Se lamenter ne sert à rien, vitupérer soulage très provisoirement, la solidarité soutient, pousse, lie.

Signer la pétition pour sa régularisation :   change.org/AidezMadama43

Voir le clip, écouter la chanson réalisée bénévolement par des artistes de Haute-Loire :   https://youtu.be/rSTxdp80Sf8

Ecrire pour régularisation au préfet de Haute-Loire, son adjoint, le directeur de la sécurité et de la citoyenneté, la directrice du service des étrangers. Cherchez vous trouverez . Si pas de mel, trouvé, LaPoste existe encore et arrive au Puy.

Consulter les dessins réalisés bénévolement par différents artistes : https://www.sudeducation.org/undessinpourmadama/

Les « dernières nouvelles » sont sur le compte Fb : facebook.com/soutienmadama


Depuis le 13 avril, jour de publication de notre billet « Madama : acharnement sous roche, famille d'accueil aussi ? », nous avons effectué les mises à jour de cette procédure et des événements qui se succèdent à vitesse accélérée. Aujourd'hui c'est une information-choc qui nous dit la conséquence d'une politique qui n'en a rien à faire de la volonté opiniâtre des jeunes majeurs à s'insérer, à travailler, à se reconstruire avec leurs familles d'accueil et leurs employeurs.

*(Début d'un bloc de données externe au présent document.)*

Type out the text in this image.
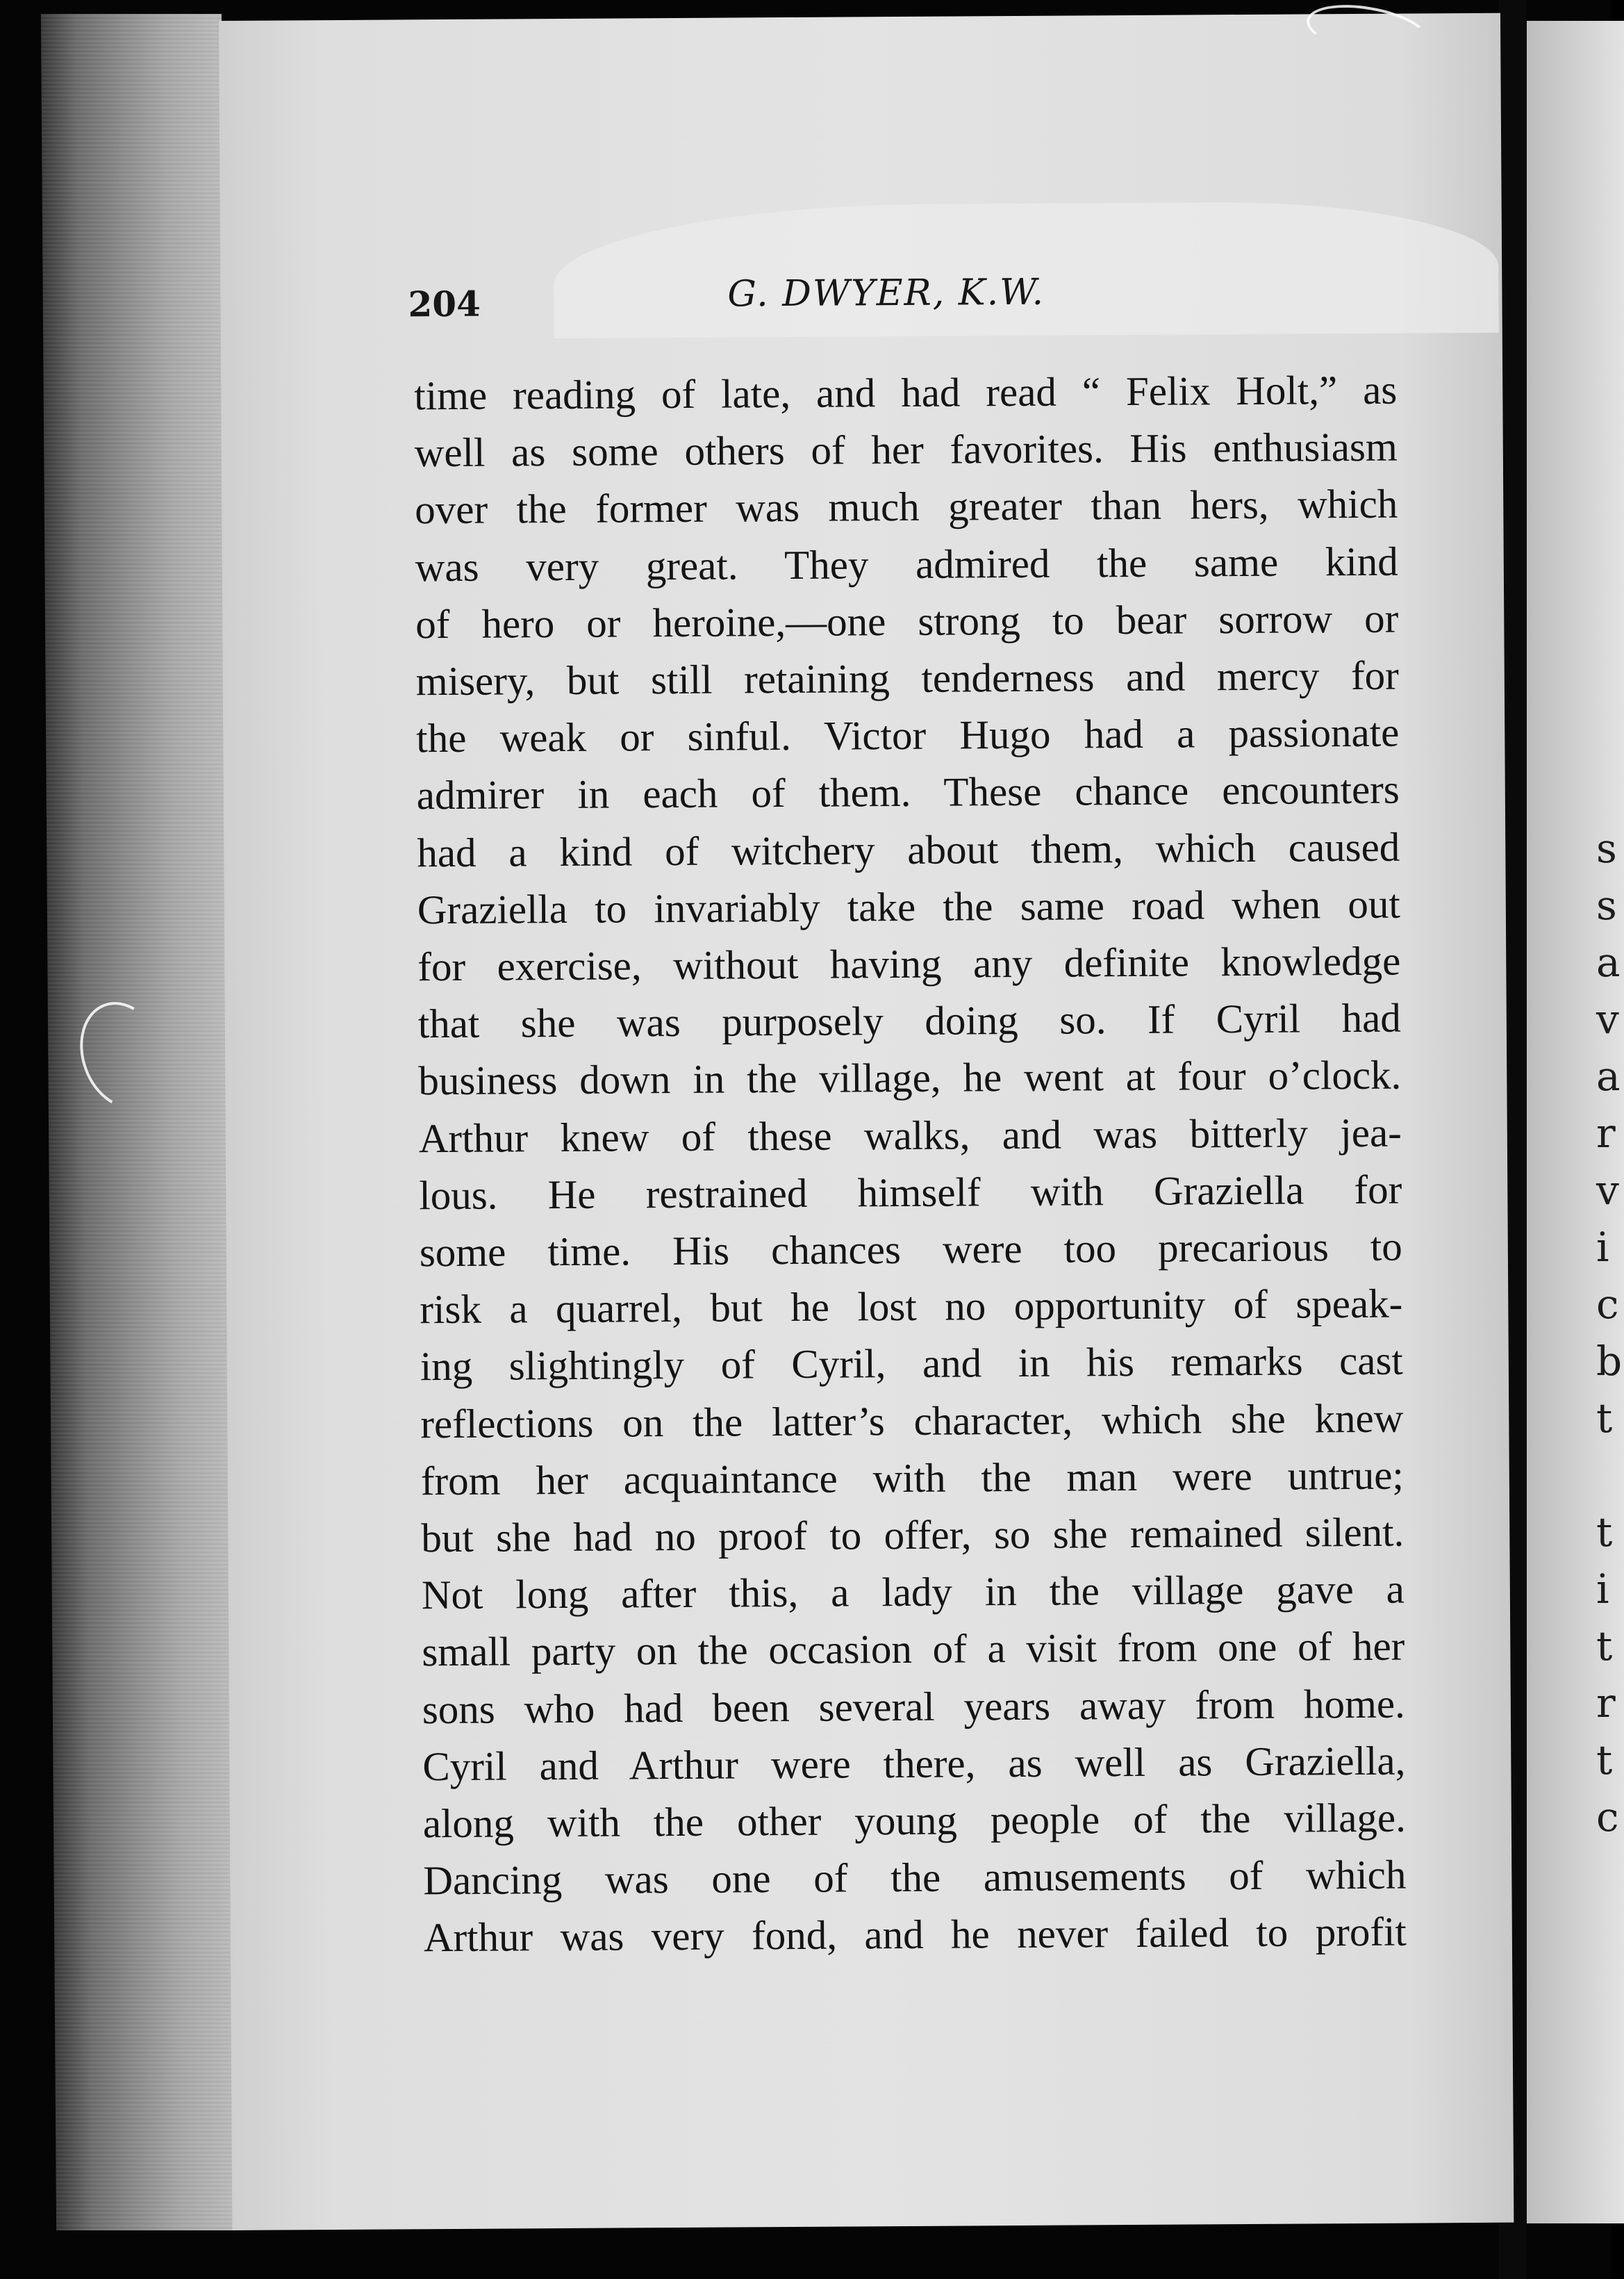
s
s
a
v
a
r
v
i
c
b
t

t
i
t
r
t
c
204	G. DWYER, K.W.
time reading of late, and had read “ Felix Holt,” as
well as some others of her favorites. His enthusiasm
over the former was much greater than hers, which
was very great. They admired the same kind
of hero or heroine,—one strong to bear sorrow or
misery, but still retaining tenderness and mercy for
the weak or sinful. Victor Hugo had a passionate
admirer in each of them. These chance encounters
had a kind of witchery about them, which caused
Graziella to invariably take the same road when out
for exercise, without having any definite knowledge
that she was purposely doing so. If Cyril had
business down in the village, he went at four o’clock.
Arthur knew of these walks, and was bitterly jea-
lous. He restrained himself with Graziella for
some time. His chances were too precarious to
risk a quarrel, but he lost no opportunity of speak-
ing slightingly of Cyril, and in his remarks cast
reflections on the latter’s character, which she knew
from her acquaintance with the man were untrue;
but she had no proof to offer, so she remained silent.
Not long after this, a lady in the village gave a
small party on the occasion of a visit from one of her
sons who had been several years away from home.
Cyril and Arthur were there, as well as Graziella,
along with the other young people of the village.
Dancing was one of the amusements of which
Arthur was very fond, and he never failed to profit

Madama a disparu. Ses parents de cœur Véronique et Eric sont « sans nouvelle, effondrés et très mal de savoir [qu'ils]ne le verrons plus... Le choix qu'a fait Madama est son choix a lui, probablement terrifié par cette violence » (passage en Centre de Rétention Administrative, OQTF confirmé par le TA qui vaut expulsion au Mali).

Quelles que soient les circonstances de cette disparition le pourquoi est assez évident : vous écouterez le court extrait d'interview d'Eric par France-Bleu du 15 avril dont est tirée la citation ci-dessus.

Qui sait quel choc psychologique a provoqué chez ce jeune cet internement et la menace d'un retour impossible au Mali ? Faut-il être grand clerc pour comprendre que ce qu'il a vécu dans ce pays qui l'a conduit à s'en échapper, peut déclencher une réaction de panique ou de désespoir. On ne joue pas avec les drames quand on ne les connaît pas et tout autant quand on a eu à en connaître. La réaction peut être auto-destructrice, désespérée. Qui veut prendre ce risque ? Certainement ceux qui veulent déraciner celui qui a pris racine en Haute-Loire, lui qui a été déraciné du Mali pour vivre.

Ainsi ce jeune inséré, au travail, a disparu. Terrible nouvelle : faudra-t-il un drame pour clore cette lamentable série de décisions qui marquent la volonté d'un préfet de s'acharner sur Madama, Eric et Véronique ? Il s'agit bien en définitive de cela : un acharnement contre ces trois personnes. Nous l'avions posé comme hypothèse sérieuse sous le titre : « Acharnement sous roche » dans notre billet. Aujourd'hui la chose est patente quoique légale. La légalité peut fort bien servir à s'acharner tant la palette des poursuites peut être étendue et déclenché à la tête du client.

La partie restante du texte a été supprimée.